Hurvin Anderson for the Secret Auction

We are thrilled to announce that we have Hurvin Anderson as a Secret Auction Artist for Art on a Postcard. Anderson was born in Birmingham, United Kingdom in 1965 and was educated at Wimbledon College of Art and The Royal College of Art, London. Shortlisted for this year’s Turner Prize, his paintings focus on the representation of places where the Caribbean and Britain meet. Pulling together various genres of painting from landscapes to portraiture and still life, his work is laden with the depictions of visual politics in “leisure spaces.”

His paintings deal with a wide range of locales, from barber-shops, bars, and corner-shops to beaches, swimming pools and parks. This melding of landscapes both natural and manufactured captures a new British identity that Anderson believes revolves around “the in-between-ness” of both the British and Caribbean mind states. Such a topic matter means that his painting style is deeply rooted within the British history and traditional form of painting landscapes, whilst simultaneously moving away from this lineage and crafting a contemporary representation of what it is to be British.

Anderson says; “I do feel that a lot of my work is observation, when you take what is in front of you, you take things apart. Yes I also construct but I’m putting things back together to show what is actually happening. Whether it be security, alienation, decoration all these things, they may be contradictory elements, but how do we make these things co-exist? It’s like you’re cutting into the landscape, disrupting its true vision.” Through his body of work we can see this disruption of spaces with the clashing of strict geometric lines of a physical environment within which exists a more transient and abstracted representation of the occupancy of that place.

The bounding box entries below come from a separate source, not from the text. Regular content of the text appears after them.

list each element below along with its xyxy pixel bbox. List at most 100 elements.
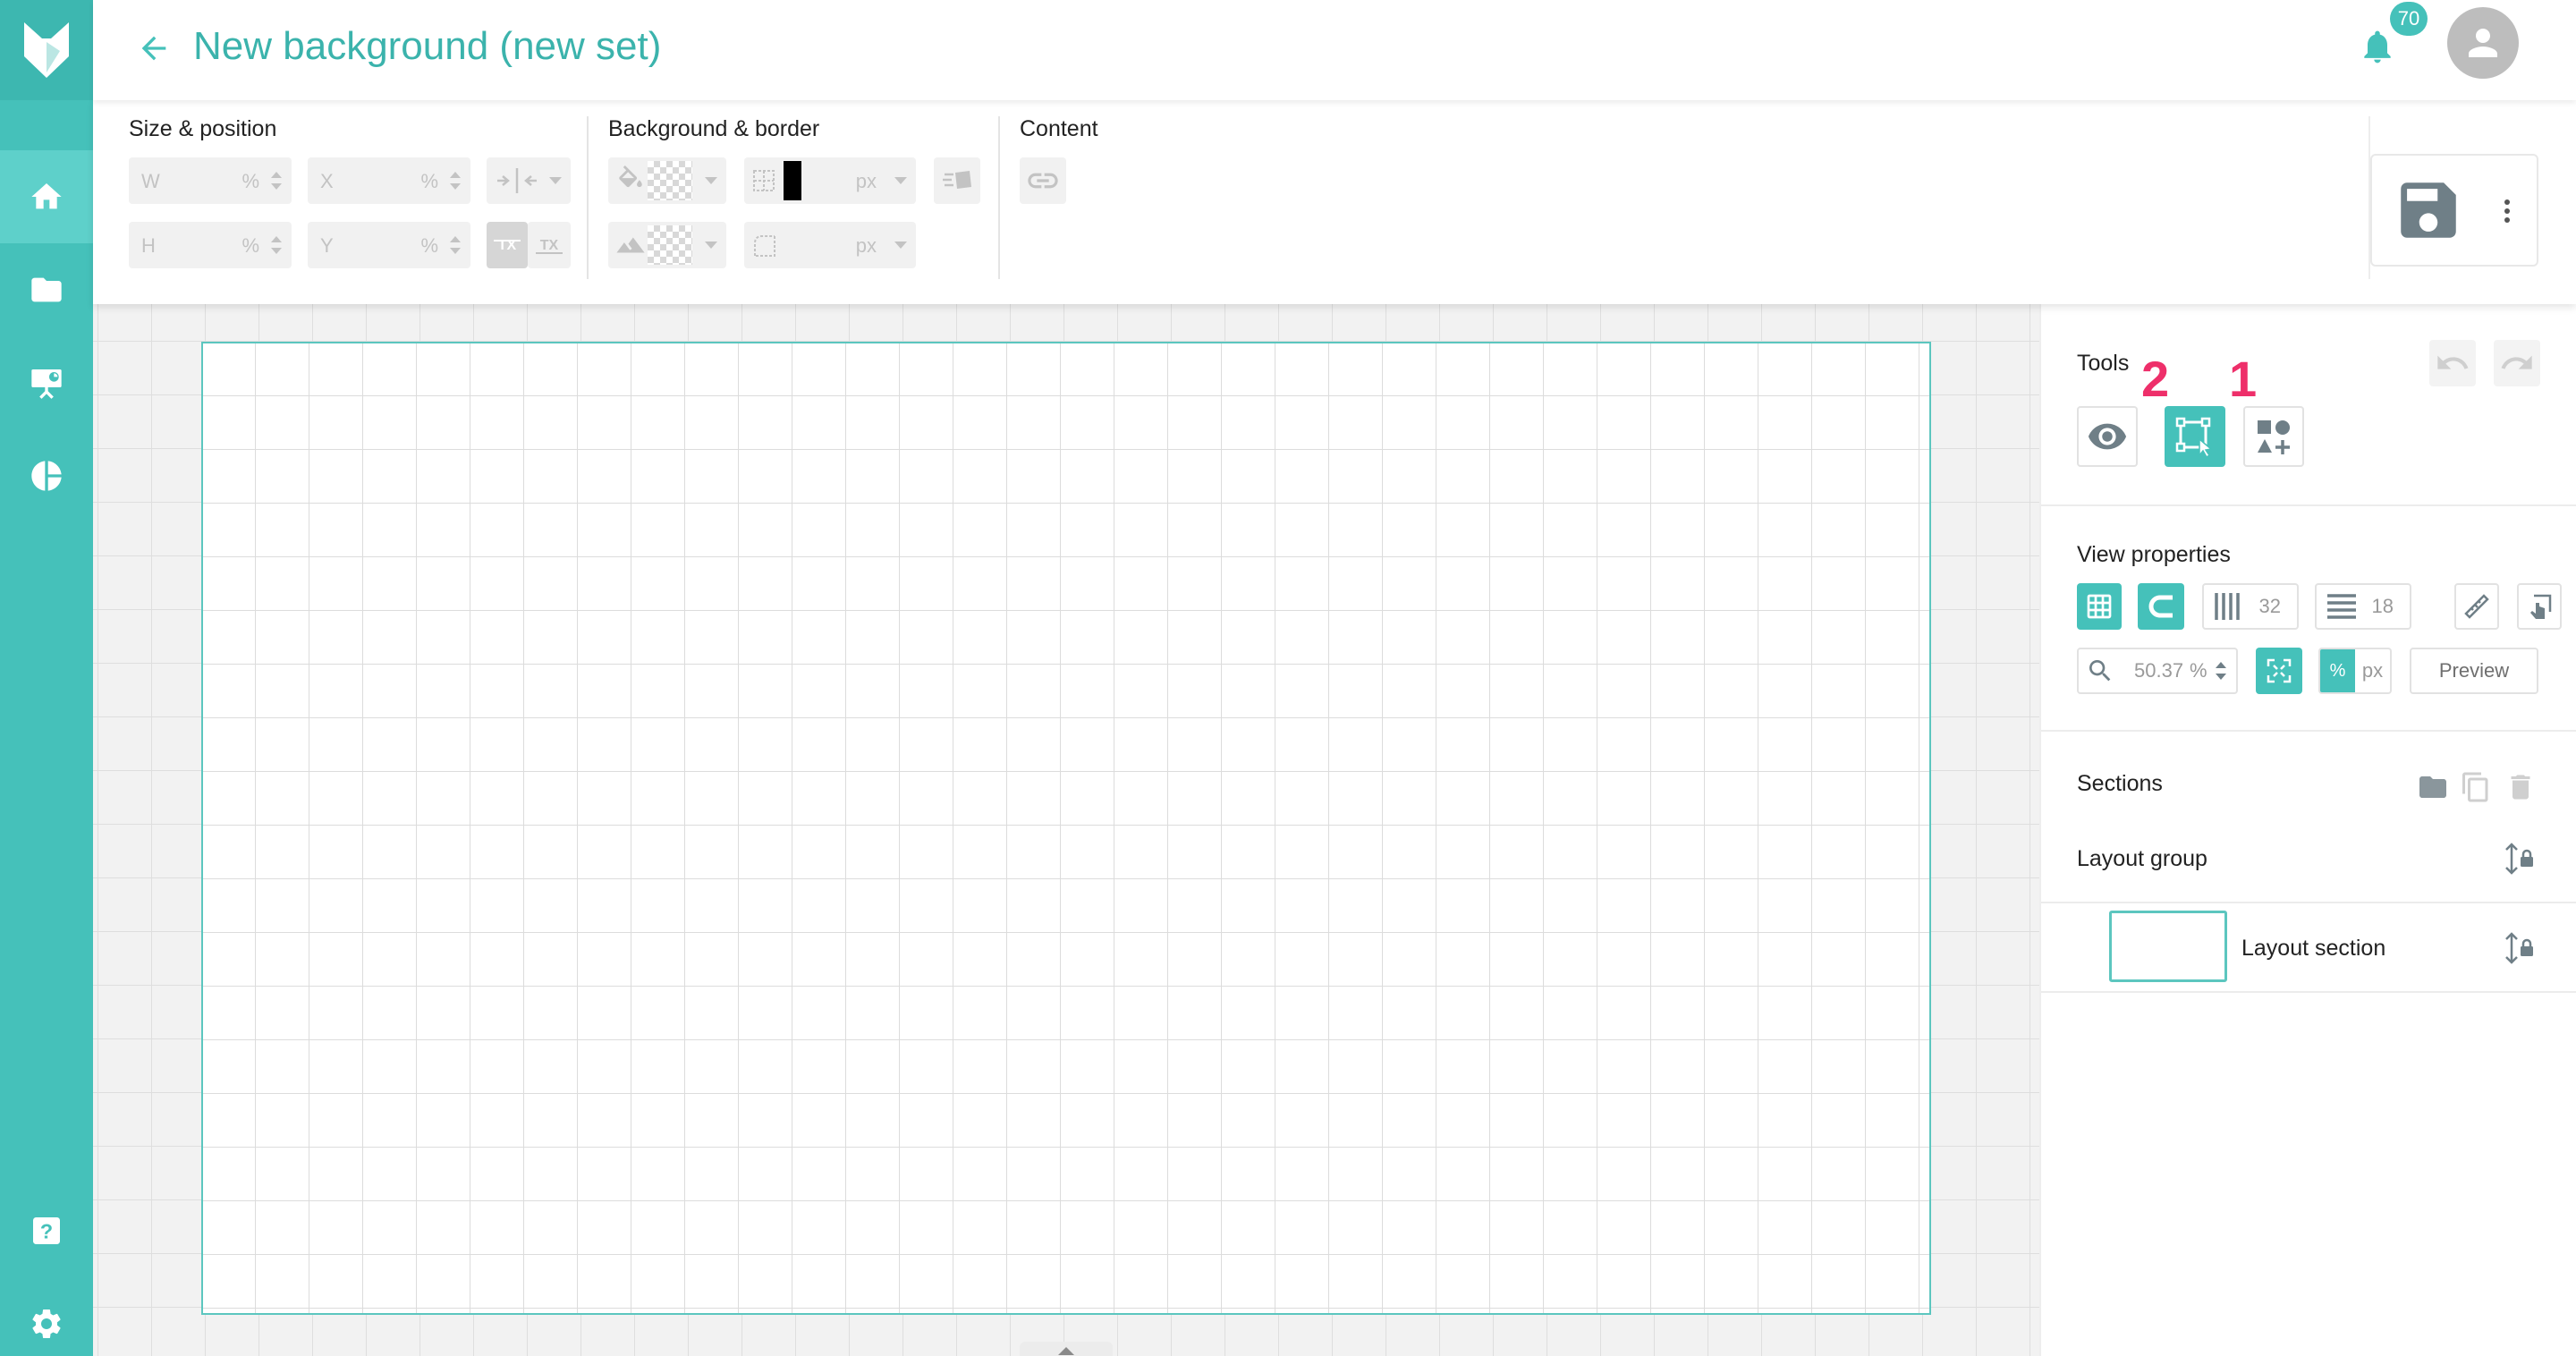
preview-button[interactable]: Preview — [2410, 648, 2538, 694]
border-color-swatch[interactable] — [784, 161, 801, 200]
sidebar-item-presentation[interactable] — [0, 336, 93, 429]
corner-radius-icon — [754, 235, 775, 257]
chevron-down-icon — [705, 242, 717, 249]
guides-toggle-button[interactable] — [2517, 583, 2562, 630]
sidebar-item-home[interactable] — [0, 150, 93, 243]
sidebar-item-folder[interactable] — [0, 243, 93, 336]
app-root: ? New background (new set) 70 Size & pos… — [0, 0, 2576, 1356]
ruler-toggle-button[interactable] — [2454, 583, 2499, 630]
layout-group-lock-button[interactable] — [2501, 841, 2537, 877]
save-button[interactable] — [2390, 172, 2467, 249]
back-button[interactable] — [131, 25, 177, 72]
landscape-icon — [616, 237, 645, 253]
unit-toggle[interactable]: % px — [2318, 648, 2392, 694]
background-image-swatch — [648, 225, 692, 265]
background-image-picker[interactable] — [608, 222, 726, 268]
duplicate-section-button[interactable] — [2458, 769, 2494, 805]
sidebar-item-settings[interactable] — [0, 1277, 93, 1356]
text-fit-height-icon: TX — [536, 238, 563, 254]
canvas-area[interactable] — [93, 304, 2039, 1356]
save-more-button[interactable] — [2494, 188, 2521, 234]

It is this co-existence of contradictions that makes Anderson’s paintings so challenging, at once inviting the viewer to look upon a perfectly manicured park, for instance, that exists behind a tall and imposing gate.

Such paintings represent the intangible utopic vision that we create of a space that tends to slip away into a feeling of dispossession when deconstructed and brought back together. His paintings of parks and trees deploy this idea of the exoticisation of other lands, with trees from other countries that are tended to meticulously so that one may escape into a faux-nirvana within their own city.


It is this ability to “cut into the landscape” that makes Anderson’s paintings so effective at representing what he calls the “co-existing of contradictions”. His painting Untitled from his Welcome Series also achieve this function, showing a shop-front that extends beyond an iron grill that restricts the view of the onlooker. Anderson claims that these grills, “although decorative, are essentially about security and represent the connection that you are meant to, or thought that I had to, have with these places”.

This is an interesting insight into the feeling of belonging and more over leisure in a place artificially crafted for that purpose, and many of the figures Anderson depicts replicate this feeling as they cut a slouched, downtrodden and exposed form. Whilst Anderson draws on political matters in his earlier works he was never explicitly critical. 

However, in more recent work his representations of Black icons, such as Malcom X and Martin Luther King, such as in Is it Okay to be Black? (2016) Anderson references the creativity and visibility of Blackness within contemporary British society, paying homage to his cultural and political forebears while also contributing to discussions about the legacy of painting - an especially important feat in a post-Brexit Britain.

We are delighted to have this critically acclaimed artist with us at Art on a Postcard, can you spot which Postcard is his?